A little longing goes away
So spring is arriving, as are allergies, and cabin fever couldn't be less exciting.
The past two weeks were pretty progressive for me, even if I moved a mere few inches in (what seems to be) the right direction. I took a couple of weeks off from editing, assuming that I would come back to it quite easily, but then the temperatures rose, sunshine became commonplace, and I spent most of my time (when I wasn't working) out and about, not editing or filming. Then I decided, yeah, your five hundred dollar investment isn't so appealing anymore, is it? So I let the nice weather pass me by, put up a bed sheet around my windows, and thought things over.
About 25 minutes edited so far, the material which I can only describe as "the beginning" or stuff I have to get across (and through) so I can, in essence, do what I really want to do, which I am not sure that is, really. To be honest, I'm not quite sure what I think of it so far...it's a bit more different when lined up and pieced together, as opposed to on separate tapes. But I kind of like it, perhaps.
What I've mostly discovered while going through this process are my horrendous weaknesses, low points, insecurities, and failures as a "filmmaker," all of which I value more than things I find personal solace and happiness in. I'm terrible with sound, first and foremost, and have no idea how to fix audio pops, gliches, and peaks. Oh well. I also rely on the obvious sometimes, and as an editor, I find myself more interested in getting over some imaginary hurdle discovering and/or creating a "great moment." There might be great moments than I am unaware of, because I am unfortunately more inamored in technical and theorhetical problems at the moment.
I'm also having trouble jumping from one thing to another, which as silly and basic as it sounds, is really difficult for me, with this project. I filmed in such a way, on the go, on the run, whenever I could meet up with my subject, whenever I had the cash to film, that it shows. And perhaps not in an interesting or particularly artistic way, but more in the "production values," a term I really hate. At this stage, at this point in the film, it doesn't work and perhaps there's a way I can get around it. But right now, I'm just trying to finish A CUT, then either disband it and start from the beginning or fix what I can. We'll see.
For me, this process is more or less a learning experience, which as chiche as it sounds, is one of the few times that I've worked in film where I feel like I'm learning. No professor over my shoulder or critique in class or polite round of applause, it's something else entirely. Right now, with my slow moving and/or laziness, as well as the way I work, who knows when it'll be finished.

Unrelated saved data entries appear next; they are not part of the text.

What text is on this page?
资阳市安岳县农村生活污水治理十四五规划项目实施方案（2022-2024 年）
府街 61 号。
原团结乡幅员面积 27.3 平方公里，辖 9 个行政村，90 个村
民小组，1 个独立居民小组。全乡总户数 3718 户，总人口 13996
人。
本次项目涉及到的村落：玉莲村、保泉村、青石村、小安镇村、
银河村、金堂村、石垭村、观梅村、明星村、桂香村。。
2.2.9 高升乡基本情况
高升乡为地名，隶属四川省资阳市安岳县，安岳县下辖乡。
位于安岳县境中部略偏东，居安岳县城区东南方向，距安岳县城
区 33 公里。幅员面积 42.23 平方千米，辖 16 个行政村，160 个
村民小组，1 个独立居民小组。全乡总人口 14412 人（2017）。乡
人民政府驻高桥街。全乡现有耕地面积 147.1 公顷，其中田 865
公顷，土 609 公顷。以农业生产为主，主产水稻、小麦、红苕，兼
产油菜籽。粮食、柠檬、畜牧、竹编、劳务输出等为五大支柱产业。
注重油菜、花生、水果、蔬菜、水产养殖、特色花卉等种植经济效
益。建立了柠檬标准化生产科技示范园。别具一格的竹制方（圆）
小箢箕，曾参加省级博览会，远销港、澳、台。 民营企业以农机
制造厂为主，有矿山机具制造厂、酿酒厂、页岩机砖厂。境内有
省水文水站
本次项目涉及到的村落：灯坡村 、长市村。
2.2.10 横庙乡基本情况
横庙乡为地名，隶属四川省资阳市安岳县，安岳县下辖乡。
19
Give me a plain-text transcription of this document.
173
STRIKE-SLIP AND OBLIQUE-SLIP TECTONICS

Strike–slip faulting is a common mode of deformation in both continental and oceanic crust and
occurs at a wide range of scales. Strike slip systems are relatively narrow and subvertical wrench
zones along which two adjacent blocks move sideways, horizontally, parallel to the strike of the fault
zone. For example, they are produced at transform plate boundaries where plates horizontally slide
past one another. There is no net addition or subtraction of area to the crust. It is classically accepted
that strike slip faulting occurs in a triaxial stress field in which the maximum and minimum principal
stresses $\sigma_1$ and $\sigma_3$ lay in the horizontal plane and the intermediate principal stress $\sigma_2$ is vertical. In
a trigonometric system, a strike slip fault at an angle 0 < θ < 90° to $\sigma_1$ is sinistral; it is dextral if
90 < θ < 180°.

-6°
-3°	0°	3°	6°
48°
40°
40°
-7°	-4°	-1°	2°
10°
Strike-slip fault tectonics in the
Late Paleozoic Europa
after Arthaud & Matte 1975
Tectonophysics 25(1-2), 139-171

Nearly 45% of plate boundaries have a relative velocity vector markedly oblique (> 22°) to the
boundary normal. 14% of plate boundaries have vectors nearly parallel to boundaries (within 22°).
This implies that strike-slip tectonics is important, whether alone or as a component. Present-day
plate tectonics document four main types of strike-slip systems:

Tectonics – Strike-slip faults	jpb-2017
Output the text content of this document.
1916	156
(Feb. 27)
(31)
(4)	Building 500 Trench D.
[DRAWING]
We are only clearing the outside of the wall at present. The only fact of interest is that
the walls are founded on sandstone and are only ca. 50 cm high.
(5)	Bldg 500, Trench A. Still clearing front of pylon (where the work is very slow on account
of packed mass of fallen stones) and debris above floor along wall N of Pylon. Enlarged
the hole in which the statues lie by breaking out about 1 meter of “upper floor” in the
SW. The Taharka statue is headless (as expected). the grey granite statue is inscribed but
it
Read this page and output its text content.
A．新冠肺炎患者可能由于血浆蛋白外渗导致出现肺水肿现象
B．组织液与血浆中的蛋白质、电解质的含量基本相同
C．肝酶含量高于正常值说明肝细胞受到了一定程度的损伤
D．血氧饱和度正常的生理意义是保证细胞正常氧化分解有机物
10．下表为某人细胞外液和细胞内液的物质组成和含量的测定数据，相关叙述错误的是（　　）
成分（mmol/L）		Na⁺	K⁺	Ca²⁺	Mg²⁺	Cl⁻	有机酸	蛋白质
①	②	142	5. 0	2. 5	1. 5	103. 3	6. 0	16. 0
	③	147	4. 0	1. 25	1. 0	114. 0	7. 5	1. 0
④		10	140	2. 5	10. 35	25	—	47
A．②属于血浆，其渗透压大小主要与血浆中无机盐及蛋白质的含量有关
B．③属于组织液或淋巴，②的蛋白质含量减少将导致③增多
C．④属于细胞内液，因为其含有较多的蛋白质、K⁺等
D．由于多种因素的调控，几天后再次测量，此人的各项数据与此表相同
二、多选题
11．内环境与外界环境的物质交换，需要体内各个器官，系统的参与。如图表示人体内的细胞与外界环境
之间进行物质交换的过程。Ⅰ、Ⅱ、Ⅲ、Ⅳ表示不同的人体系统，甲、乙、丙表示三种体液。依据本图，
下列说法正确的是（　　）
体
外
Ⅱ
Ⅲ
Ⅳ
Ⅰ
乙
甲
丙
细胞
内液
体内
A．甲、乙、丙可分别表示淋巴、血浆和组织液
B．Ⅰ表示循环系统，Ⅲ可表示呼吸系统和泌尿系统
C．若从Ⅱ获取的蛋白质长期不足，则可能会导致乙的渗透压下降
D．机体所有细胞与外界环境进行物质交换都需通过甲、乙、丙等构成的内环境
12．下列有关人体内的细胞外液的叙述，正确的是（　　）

Back to the weather. It's been a calming change, this warmer weather. I realize what I'm missing by editing in my dark quarters, that I jump from an eight hour work day on my feet to sitting at my computer for four hours, then go straight to bed. I wonder how some filmmakers manage to use all of their free time to make films, how wonderful that must be. But am I ready to do such a thing, or do I deserve that?
Pending some bizarre chance that I won't have to further my education (and or invest another half-decade in shitty just-above-minimum-wage work), I'm considering just moving somewhere and starting another project once this is said and done. Something less specific but not necessarily more abstract, but the idea of being elsewhere and doing something else (both with my life and with a new work) sounds liberating right now.